Daniel Swain, climate scientist with UCLA and and the National Center for Atmospheric Research, wrote in a blog post that "vegetation is now at or near record dryness levels — much as it was prior to the North Bay firestorm in October 2017."

"This is a very concerning forecast," Swain wrote.

The strong winds — Northern California's version of the Santa Ana winds — are being caused by an unusually strong cold low pressure system sinking over the Rocky Mountains this weekend, Swain wrote, causing a change in air pressure that will drive strong winds near the surface across Northern and Central California, Swain said.

"These strong winds will be funneled through the valleys along the Sierra Nevada western slopes, warming and accelerating as they do so," Swain wrote. "In the Bay Area, a similar process will occur as air flows east to west over the coastal mountains and downward toward sea level nearer the coast."

Swain urged people to do everything possible to avoid accidental fire ignitions.
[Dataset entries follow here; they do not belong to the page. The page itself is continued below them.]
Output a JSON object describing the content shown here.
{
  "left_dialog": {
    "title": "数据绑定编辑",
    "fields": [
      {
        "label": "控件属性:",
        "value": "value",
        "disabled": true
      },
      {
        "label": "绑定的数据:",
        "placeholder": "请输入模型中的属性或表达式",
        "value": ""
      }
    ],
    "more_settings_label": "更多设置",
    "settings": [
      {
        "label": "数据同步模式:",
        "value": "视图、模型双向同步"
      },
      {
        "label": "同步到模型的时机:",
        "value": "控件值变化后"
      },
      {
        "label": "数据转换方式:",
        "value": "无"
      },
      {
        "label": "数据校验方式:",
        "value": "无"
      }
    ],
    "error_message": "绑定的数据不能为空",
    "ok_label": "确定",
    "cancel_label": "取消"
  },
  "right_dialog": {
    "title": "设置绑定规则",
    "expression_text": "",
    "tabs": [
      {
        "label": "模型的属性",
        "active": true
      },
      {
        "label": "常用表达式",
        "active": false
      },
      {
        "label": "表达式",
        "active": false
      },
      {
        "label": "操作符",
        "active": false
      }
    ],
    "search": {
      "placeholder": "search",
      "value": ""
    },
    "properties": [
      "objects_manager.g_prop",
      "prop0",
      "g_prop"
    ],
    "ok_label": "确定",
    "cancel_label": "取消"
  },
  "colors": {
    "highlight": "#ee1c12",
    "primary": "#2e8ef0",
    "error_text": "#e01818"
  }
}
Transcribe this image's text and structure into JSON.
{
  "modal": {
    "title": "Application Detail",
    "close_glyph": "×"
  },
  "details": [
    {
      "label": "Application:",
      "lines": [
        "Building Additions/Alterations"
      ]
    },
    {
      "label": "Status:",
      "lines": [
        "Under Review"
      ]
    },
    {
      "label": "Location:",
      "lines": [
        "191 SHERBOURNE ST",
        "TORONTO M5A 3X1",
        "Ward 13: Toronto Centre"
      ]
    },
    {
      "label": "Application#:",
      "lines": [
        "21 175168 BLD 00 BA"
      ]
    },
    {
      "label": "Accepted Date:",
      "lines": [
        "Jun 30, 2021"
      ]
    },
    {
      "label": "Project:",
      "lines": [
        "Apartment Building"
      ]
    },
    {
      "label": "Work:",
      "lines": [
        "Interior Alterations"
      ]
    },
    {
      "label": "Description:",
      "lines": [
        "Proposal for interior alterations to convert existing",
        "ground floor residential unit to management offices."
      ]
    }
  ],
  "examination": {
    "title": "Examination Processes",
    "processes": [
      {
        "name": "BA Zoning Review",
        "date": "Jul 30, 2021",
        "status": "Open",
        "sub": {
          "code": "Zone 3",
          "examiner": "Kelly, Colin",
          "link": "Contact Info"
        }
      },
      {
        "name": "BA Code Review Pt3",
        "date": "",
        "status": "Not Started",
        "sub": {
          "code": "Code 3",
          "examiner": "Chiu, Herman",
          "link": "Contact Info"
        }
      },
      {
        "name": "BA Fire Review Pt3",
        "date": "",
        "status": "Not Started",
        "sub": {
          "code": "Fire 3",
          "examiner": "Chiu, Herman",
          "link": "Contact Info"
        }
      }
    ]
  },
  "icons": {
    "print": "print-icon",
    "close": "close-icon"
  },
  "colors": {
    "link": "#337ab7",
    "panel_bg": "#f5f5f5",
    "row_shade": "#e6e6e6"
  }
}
"We may well get lucky and make it through this very strong wind event without any major new fires — that is my sincere hope," Swain wrote. "But one thing is clear: California’s fire season is far from over, and dangerous fires will continue to be very possible under widespread significant precipitation occurs. Currently, that is still not on the horizon."

Critical fire weather conditions are also expected across parts of Southern California from Monday afternoon through early Tuesday.

Fire risk will still be high in Southern California, although the winds there will be less anomalously strong compared with Northern California.